Tu chantes également. La musique et le chant nourrissent-ils ton jeu de comédienne ? 

Pour l’émotion, justement. Quand tu chantes, tu interprètes, tu met tes tripes. L’émotion que je mets dans le chant, j’essaye de la lâcher parfois dans le jeu. Et puis, il y a un côté très solitaire à la chanson : quand je chante au piano, je suis seule , j’écris, je réfléchis. C’est un exercice qui me permet vraiment de me déployer émotionnellement. 

Pour beaucoup d’acteurs, le théâtre est souvent le premier amour de la scène. Est-ce ton cas ? 

J’ai toujours fait du théâtre mais en grandissant je savais que je voulais faire du cinéma. Ceci dit, c’est en chantant sur scène que j’ai vraiment découvert ce rapport un peu magique à la scène, cette relation très spéciale avec le public qui n’existe pas vraiment au cinéma. Le théâtre demande de se mettre davantage en danger. En termes de sensations, la scène est, en effet, plus intense. En tant que spectatrice, c’est autre chose : je suis obsédée par le cinéma. Je suis tellement fascinée que j’y vais presque une fois par jour. C’est cette fascination qui m’a donné envie de tourner.

Quels sont tes projets pour la suite ?

Je suis à l’affiche de deux prochains films. Début 2023, je joue dans Magnificat aux côtés de Karin Viard et François Berléand. L’histoire est celle d’une découverte qui chamboule : après la mort d’un prêtre adoré de son église, on se rend compte qu’il s’agissait d’une femme. Une femme qui voulait devenir prêtre. J’y joue un second rôle mais très cool. 

Je jouerai également dans Un coup de maître de Rémi Bezançon. J’ai tourné en Belgique avec Vincent Macaigne et Bouli Lanners : l’histoire d’un peintre torturé et d’un galeriste confronté à l’arrivée de la crypto-monnaie et du NFT. Une amitié entre cet artiste qui n’arrive pas à vivre avec son temps et un galeriste qui doit bien répondre aux contraintes du business. Je joue le rôle de l’assistante de Vincent Macaigne, une galeriste dans l’ère du temps. 

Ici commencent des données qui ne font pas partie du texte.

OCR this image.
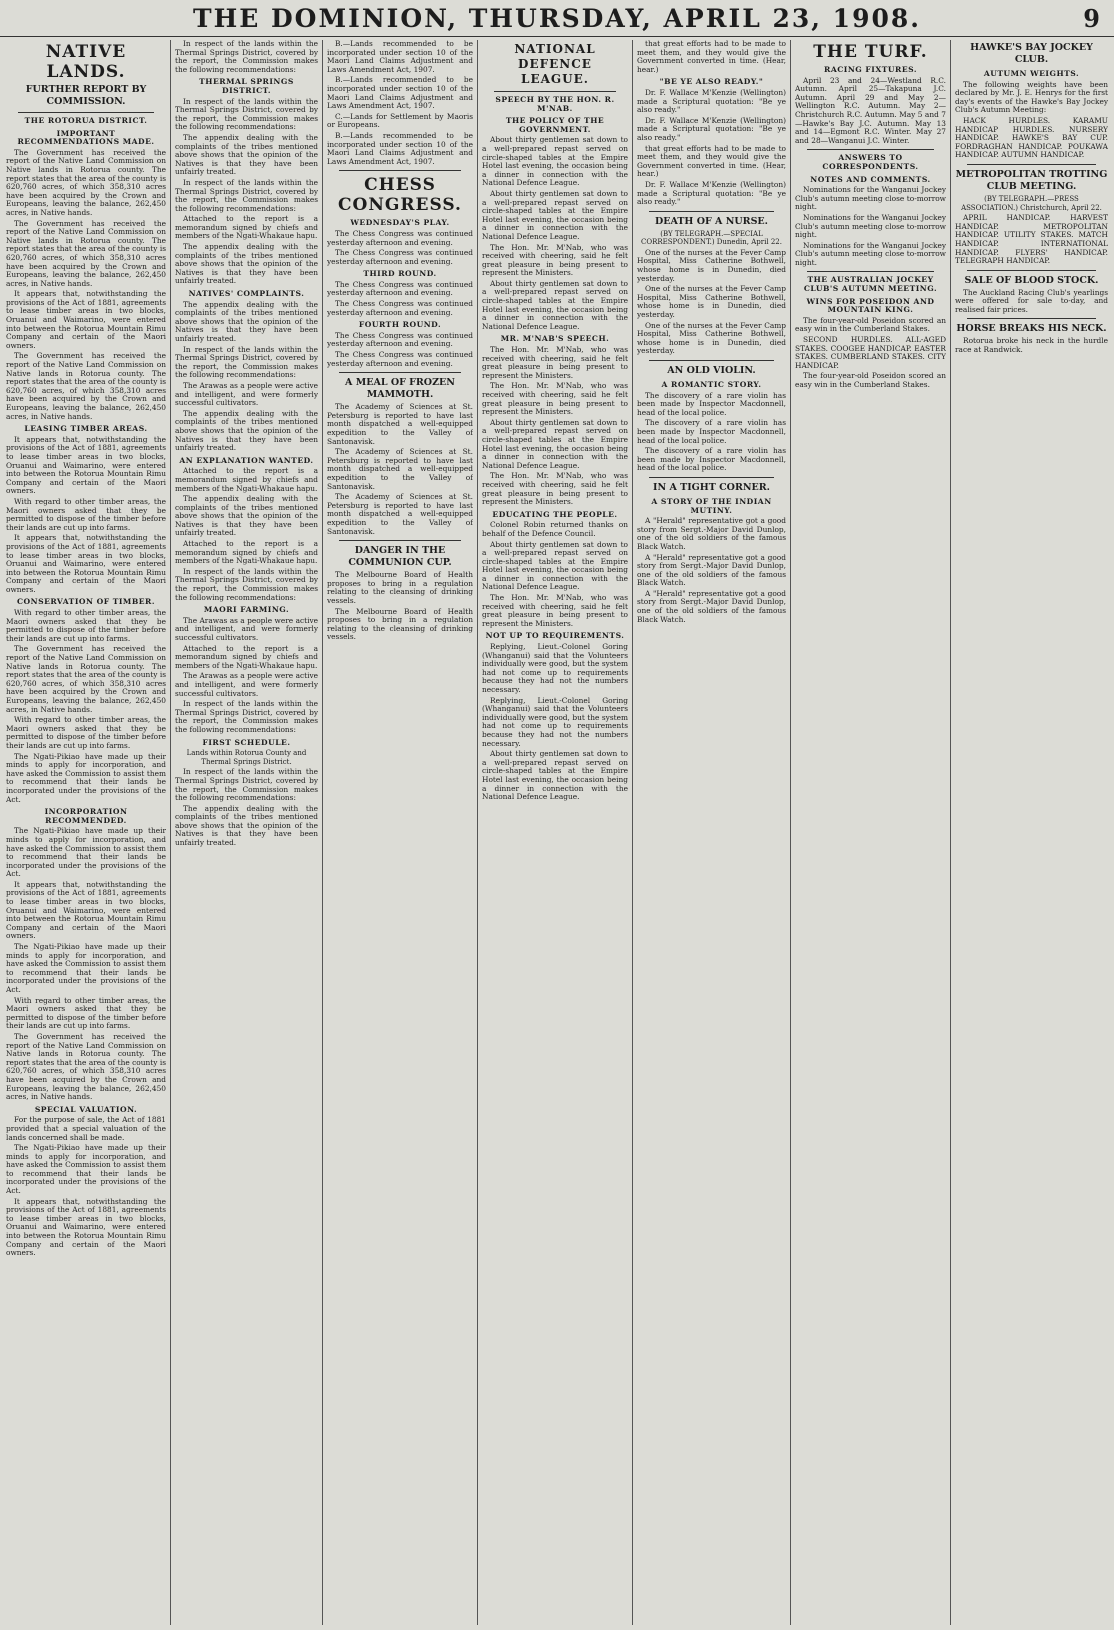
THE DOMINION, THURSDAY, APRIL 23, 1908.	9
NATIVE LANDS.
FURTHER REPORT BY COMMISSION.
THE ROTORUA DISTRICT.
IMPORTANT RECOMMENDATIONS MADE.

The Government has received the report of the Native Land Commission on Native lands in Rotorua county. The report states that the area of the county is 620,760 acres, of which 358,310 acres have been acquired by the Crown and Europeans, leaving the balance, 262,450 acres, in Native hands.

The Government has received the report of the Native Land Commission on Native lands in Rotorua county. The report states that the area of the county is 620,760 acres, of which 358,310 acres have been acquired by the Crown and Europeans, leaving the balance, 262,450 acres, in Native hands.

It appears that, notwithstanding the provisions of the Act of 1881, agreements to lease timber areas in two blocks, Oruanui and Waimarino, were entered into between the Rotorua Mountain Rimu Company and certain of the Maori owners.

The Government has received the report of the Native Land Commission on Native lands in Rotorua county. The report states that the area of the county is 620,760 acres, of which 358,310 acres have been acquired by the Crown and Europeans, leaving the balance, 262,450 acres, in Native hands.

LEASING TIMBER AREAS.

It appears that, notwithstanding the provisions of the Act of 1881, agreements to lease timber areas in two blocks, Oruanui and Waimarino, were entered into between the Rotorua Mountain Rimu Company and certain of the Maori owners.

With regard to other timber areas, the Maori owners asked that they be permitted to dispose of the timber before their lands are cut up into farms.

It appears that, notwithstanding the provisions of the Act of 1881, agreements to lease timber areas in two blocks, Oruanui and Waimarino, were entered into between the Rotorua Mountain Rimu Company and certain of the Maori owners.

CONSERVATION OF TIMBER.

With regard to other timber areas, the Maori owners asked that they be permitted to dispose of the timber before their lands are cut up into farms.

The Government has received the report of the Native Land Commission on Native lands in Rotorua county. The report states that the area of the county is 620,760 acres, of which 358,310 acres have been acquired by the Crown and Europeans, leaving the balance, 262,450 acres, in Native hands.

With regard to other timber areas, the Maori owners asked that they be permitted to dispose of the timber before their lands are cut up into farms.

The Ngati-Pikiao have made up their minds to apply for incorporation, and have asked the Commission to assist them to recommend that their lands be incorporated under the provisions of the Act.

INCORPORATION RECOMMENDED.

The Ngati-Pikiao have made up their minds to apply for incorporation, and have asked the Commission to assist them to recommend that their lands be incorporated under the provisions of the Act.

It appears that, notwithstanding the provisions of the Act of 1881, agreements to lease timber areas in two blocks, Oruanui and Waimarino, were entered into between the Rotorua Mountain Rimu Company and certain of the Maori owners.

The Ngati-Pikiao have made up their minds to apply for incorporation, and have asked the Commission to assist them to recommend that their lands be incorporated under the provisions of the Act.

With regard to other timber areas, the Maori owners asked that they be permitted to dispose of the timber before their lands are cut up into farms.

The Government has received the report of the Native Land Commission on Native lands in Rotorua county. The report states that the area of the county is 620,760 acres, of which 358,310 acres have been acquired by the Crown and Europeans, leaving the balance, 262,450 acres, in Native hands.

SPECIAL VALUATION.

For the purpose of sale, the Act of 1881 provided that a special valuation of the lands concerned shall be made.

The Ngati-Pikiao have made up their minds to apply for incorporation, and have asked the Commission to assist them to recommend that their lands be incorporated under the provisions of the Act.

It appears that, notwithstanding the provisions of the Act of 1881, agreements to lease timber areas in two blocks, Oruanui and Waimarino, were entered into between the Rotorua Mountain Rimu Company and certain of the Maori owners.

In respect of the lands within the Thermal Springs District, covered by the report, the Commission makes the following recommendations:

THERMAL SPRINGS DISTRICT.

In respect of the lands within the Thermal Springs District, covered by the report, the Commission makes the following recommendations:

The appendix dealing with the complaints of the tribes mentioned above shows that the opinion of the Natives is that they have been unfairly treated.

In respect of the lands within the Thermal Springs District, covered by the report, the Commission makes the following recommendations:

Attached to the report is a memorandum signed by chiefs and members of the Ngati-Whakaue hapu.

The appendix dealing with the complaints of the tribes mentioned above shows that the opinion of the Natives is that they have been unfairly treated.

NATIVES' COMPLAINTS.

The appendix dealing with the complaints of the tribes mentioned above shows that the opinion of the Natives is that they have been unfairly treated.

In respect of the lands within the Thermal Springs District, covered by the report, the Commission makes the following recommendations:

The Arawas as a people were active and intelligent, and were formerly successful cultivators.

The appendix dealing with the complaints of the tribes mentioned above shows that the opinion of the Natives is that they have been unfairly treated.

AN EXPLANATION WANTED.

Attached to the report is a memorandum signed by chiefs and members of the Ngati-Whakaue hapu.

The appendix dealing with the complaints of the tribes mentioned above shows that the opinion of the Natives is that they have been unfairly treated.

Attached to the report is a memorandum signed by chiefs and members of the Ngati-Whakaue hapu.

In respect of the lands within the Thermal Springs District, covered by the report, the Commission makes the following recommendations:

MAORI FARMING.

The Arawas as a people were active and intelligent, and were formerly successful cultivators.

Attached to the report is a memorandum signed by chiefs and members of the Ngati-Whakaue hapu.

The Arawas as a people were active and intelligent, and were formerly successful cultivators.

In respect of the lands within the Thermal Springs District, covered by the report, the Commission makes the following recommendations:

FIRST SCHEDULE.
Lands within Rotorua County and Thermal Springs District.

In respect of the lands within the Thermal Springs District, covered by the report, the Commission makes the following recommendations:

The appendix dealing with the complaints of the tribes mentioned above shows that the opinion of the Natives is that they have been unfairly treated.

B.—Lands recommended to be incorporated under section 10 of the Maori Land Claims Adjustment and Laws Amendment Act, 1907.

B.—Lands recommended to be incorporated under section 10 of the Maori Land Claims Adjustment and Laws Amendment Act, 1907.

C.—Lands for Settlement by Maoris or Europeans.

B.—Lands recommended to be incorporated under section 10 of the Maori Land Claims Adjustment and Laws Amendment Act, 1907.

CHESS CONGRESS.
WEDNESDAY'S PLAY.

The Chess Congress was continued yesterday afternoon and evening.

The Chess Congress was continued yesterday afternoon and evening.

THIRD ROUND.

The Chess Congress was continued yesterday afternoon and evening.

The Chess Congress was continued yesterday afternoon and evening.

FOURTH ROUND.

The Chess Congress was continued yesterday afternoon and evening.

The Chess Congress was continued yesterday afternoon and evening.

A MEAL OF FROZEN MAMMOTH.

The Academy of Sciences at St. Petersburg is reported to have last month dispatched a well-equipped expedition to the Valley of Santonavisk.

The Academy of Sciences at St. Petersburg is reported to have last month dispatched a well-equipped expedition to the Valley of Santonavisk.

The Academy of Sciences at St. Petersburg is reported to have last month dispatched a well-equipped expedition to the Valley of Santonavisk.

DANGER IN THE COMMUNION CUP.

The Melbourne Board of Health proposes to bring in a regulation relating to the cleansing of drinking vessels.

The Melbourne Board of Health proposes to bring in a regulation relating to the cleansing of drinking vessels.

NATIONAL DEFENCE LEAGUE.
SPEECH BY THE HON. R. M'NAB.
THE POLICY OF THE GOVERNMENT.

About thirty gentlemen sat down to a well-prepared repast served on circle-shaped tables at the Empire Hotel last evening, the occasion being a dinner in connection with the National Defence League.

About thirty gentlemen sat down to a well-prepared repast served on circle-shaped tables at the Empire Hotel last evening, the occasion being a dinner in connection with the National Defence League.

The Hon. Mr. M'Nab, who was received with cheering, said he felt great pleasure in being present to represent the Ministers.

About thirty gentlemen sat down to a well-prepared repast served on circle-shaped tables at the Empire Hotel last evening, the occasion being a dinner in connection with the National Defence League.

MR. M'NAB'S SPEECH.

The Hon. Mr. M'Nab, who was received with cheering, said he felt great pleasure in being present to represent the Ministers.

The Hon. Mr. M'Nab, who was received with cheering, said he felt great pleasure in being present to represent the Ministers.

About thirty gentlemen sat down to a well-prepared repast served on circle-shaped tables at the Empire Hotel last evening, the occasion being a dinner in connection with the National Defence League.

The Hon. Mr. M'Nab, who was received with cheering, said he felt great pleasure in being present to represent the Ministers.

EDUCATING THE PEOPLE.

Colonel Robin returned thanks on behalf of the Defence Council.

About thirty gentlemen sat down to a well-prepared repast served on circle-shaped tables at the Empire Hotel last evening, the occasion being a dinner in connection with the National Defence League.

The Hon. Mr. M'Nab, who was received with cheering, said he felt great pleasure in being present to represent the Ministers.

NOT UP TO REQUIREMENTS.

Replying, Lieut.-Colonel Goring (Whanganui) said that the Volunteers individually were good, but the system had not come up to requirements because they had not the numbers necessary.

Replying, Lieut.-Colonel Goring (Whanganui) said that the Volunteers individually were good, but the system had not come up to requirements because they had not the numbers necessary.

About thirty gentlemen sat down to a well-prepared repast served on circle-shaped tables at the Empire Hotel last evening, the occasion being a dinner in connection with the National Defence League.

that great efforts had to be made to meet them, and they would give the Government converted in time. (Hear, hear.)

"BE YE ALSO READY."

Dr. F. Wallace M'Kenzie (Wellington) made a Scriptural quotation: "Be ye also ready."

Dr. F. Wallace M'Kenzie (Wellington) made a Scriptural quotation: "Be ye also ready."

that great efforts had to be made to meet them, and they would give the Government converted in time. (Hear, hear.)

Dr. F. Wallace M'Kenzie (Wellington) made a Scriptural quotation: "Be ye also ready."

DEATH OF A NURSE.
(BY TELEGRAPH.—SPECIAL CORRESPONDENT.) Dunedin, April 22.

One of the nurses at the Fever Camp Hospital, Miss Catherine Bothwell, whose home is in Dunedin, died yesterday.

One of the nurses at the Fever Camp Hospital, Miss Catherine Bothwell, whose home is in Dunedin, died yesterday.

One of the nurses at the Fever Camp Hospital, Miss Catherine Bothwell, whose home is in Dunedin, died yesterday.

AN OLD VIOLIN.
A ROMANTIC STORY.

The discovery of a rare violin has been made by Inspector Macdonnell, head of the local police.

The discovery of a rare violin has been made by Inspector Macdonnell, head of the local police.

The discovery of a rare violin has been made by Inspector Macdonnell, head of the local police.

IN A TIGHT CORNER.
A STORY OF THE INDIAN MUTINY.

A "Herald" representative got a good story from Sergt.-Major David Dunlop, one of the old soldiers of the famous Black Watch.

A "Herald" representative got a good story from Sergt.-Major David Dunlop, one of the old soldiers of the famous Black Watch.

A "Herald" representative got a good story from Sergt.-Major David Dunlop, one of the old soldiers of the famous Black Watch.

THE TURF.
RACING FIXTURES.

April 23 and 24—Westland R.C. Autumn. April 25—Takapuna J.C. Autumn. April 29 and May 2—Wellington R.C. Autumn. May 2—Christchurch R.C. Autumn. May 5 and 7—Hawke's Bay J.C. Autumn. May 13 and 14—Egmont R.C. Winter. May 27 and 28—Wanganui J.C. Winter.

ANSWERS TO CORRESPONDENTS.
NOTES AND COMMENTS.

Nominations for the Wanganui Jockey Club's autumn meeting close to-morrow night.

Nominations for the Wanganui Jockey Club's autumn meeting close to-morrow night.

Nominations for the Wanganui Jockey Club's autumn meeting close to-morrow night.

THE AUSTRALIAN JOCKEY CLUB'S AUTUMN MEETING.
WINS FOR POSEIDON AND MOUNTAIN KING.

The four-year-old Poseidon scored an easy win in the Cumberland Stakes.

SECOND HURDLES. ALL-AGED STAKES. COOGEE HANDICAP. EASTER STAKES. CUMBERLAND STAKES. CITY HANDICAP.

The four-year-old Poseidon scored an easy win in the Cumberland Stakes.

HAWKE'S BAY JOCKEY CLUB.
AUTUMN WEIGHTS.

The following weights have been declared by Mr. J. E. Henrys for the first day's events of the Hawke's Bay Jockey Club's Autumn Meeting:

HACK HURDLES. KARAMU HANDICAP HURDLES. NURSERY HANDICAP. HAWKE'S BAY CUP. FORDRAGHAN HANDICAP. POUKAWA HANDICAP. AUTUMN HANDICAP.

METROPOLITAN TROTTING CLUB MEETING.
(BY TELEGRAPH.—PRESS ASSOCIATION.) Christchurch, April 22.

APRIL HANDICAP. HARVEST HANDICAP. METROPOLITAN HANDICAP. UTILITY STAKES. MATCH HANDICAP. INTERNATIONAL HANDICAP. FLYERS' HANDICAP. TELEGRAPH HANDICAP.

SALE OF BLOOD STOCK.

The Auckland Racing Club's yearlings were offered for sale to-day, and realised fair prices.

HORSE BREAKS HIS NECK.

Rotorua broke his neck in the hurdle race at Randwick.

“Dans Les Miens, je joue mon propre rôle, celui d’Anaïde. Le film raconte le chamboulement de toute ma famille après la commotion cérébrale de mon oncle. Un accident qui a suscité une perte de l’envie, des changements d’humeurs, de l’agressivité. Il parlait, sans filtre, des tabous et des non-dits de notre famille.”